If you are to succeed in communicating commercial messages, audience and reception studies have shown that we humans relate much more strongly to emotionally-charged content than to functional messages about products and brands. The form this takes changes according to the media. It is not surprising that this distance is greatest for living images.

Meaning is communicated through stories, emotions are stirred by recognition. Where does reality stop? Where does fiction take over? Advertising has a long way to go before it can once again make the kind of technological leap that we saw in the gaming industry, for example. This is a story that has long since been made not just interactive, non-linear and connected, but also location-based via mobile appliances and sensory with VR/AR technology. Add to this the almost infinite trade-generating potential of AI, and you have moved a step away from classic dramaturgy.

What happens when the influencer industry catches up? Whether you are an advertising man, a priest or political demagogue, the available tools are likely to be implemented. In this respect, Hollywood and sci-fi literature have thought and speculated a great deal over the years. Perhaps this is not as far into the future as we might be made to believe?

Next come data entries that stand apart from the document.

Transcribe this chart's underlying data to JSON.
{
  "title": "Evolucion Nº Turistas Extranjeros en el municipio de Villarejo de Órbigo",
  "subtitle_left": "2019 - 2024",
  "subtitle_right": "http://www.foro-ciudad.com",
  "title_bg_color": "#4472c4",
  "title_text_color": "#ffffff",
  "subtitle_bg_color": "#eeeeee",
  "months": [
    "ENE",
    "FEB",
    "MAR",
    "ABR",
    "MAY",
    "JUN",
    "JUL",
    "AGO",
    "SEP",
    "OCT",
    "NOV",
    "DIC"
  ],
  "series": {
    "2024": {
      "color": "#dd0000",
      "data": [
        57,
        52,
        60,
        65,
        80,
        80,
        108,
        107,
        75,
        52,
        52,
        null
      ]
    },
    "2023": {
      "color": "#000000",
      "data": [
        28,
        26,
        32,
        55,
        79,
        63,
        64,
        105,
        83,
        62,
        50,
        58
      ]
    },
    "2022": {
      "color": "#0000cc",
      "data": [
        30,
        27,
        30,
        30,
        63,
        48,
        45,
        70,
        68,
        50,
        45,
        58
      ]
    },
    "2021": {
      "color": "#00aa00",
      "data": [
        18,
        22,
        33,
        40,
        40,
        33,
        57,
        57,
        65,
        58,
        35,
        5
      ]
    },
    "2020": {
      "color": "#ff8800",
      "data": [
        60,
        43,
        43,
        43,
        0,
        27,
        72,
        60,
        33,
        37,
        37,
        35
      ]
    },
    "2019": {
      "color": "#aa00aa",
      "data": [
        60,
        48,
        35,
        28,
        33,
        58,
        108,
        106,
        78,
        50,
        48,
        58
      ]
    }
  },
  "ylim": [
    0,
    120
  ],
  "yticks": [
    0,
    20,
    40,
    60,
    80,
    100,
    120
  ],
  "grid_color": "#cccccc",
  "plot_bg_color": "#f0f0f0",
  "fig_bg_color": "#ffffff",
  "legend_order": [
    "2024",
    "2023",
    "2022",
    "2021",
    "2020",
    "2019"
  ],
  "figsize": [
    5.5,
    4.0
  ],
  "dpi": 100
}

For you and me, the incentive and motivation to change behaviour are the same as they've always been. The tools and ground rules for the mechanisms that affect us are in a constant state of flux, however. This means that words like  digital and traditional gradually lose their meaning. The interaction between algorithms and insight in human nature provides genuine contact and creates strong, lasting connections. If this is the mission and impact of advertising, it’s going to be with us a while longer.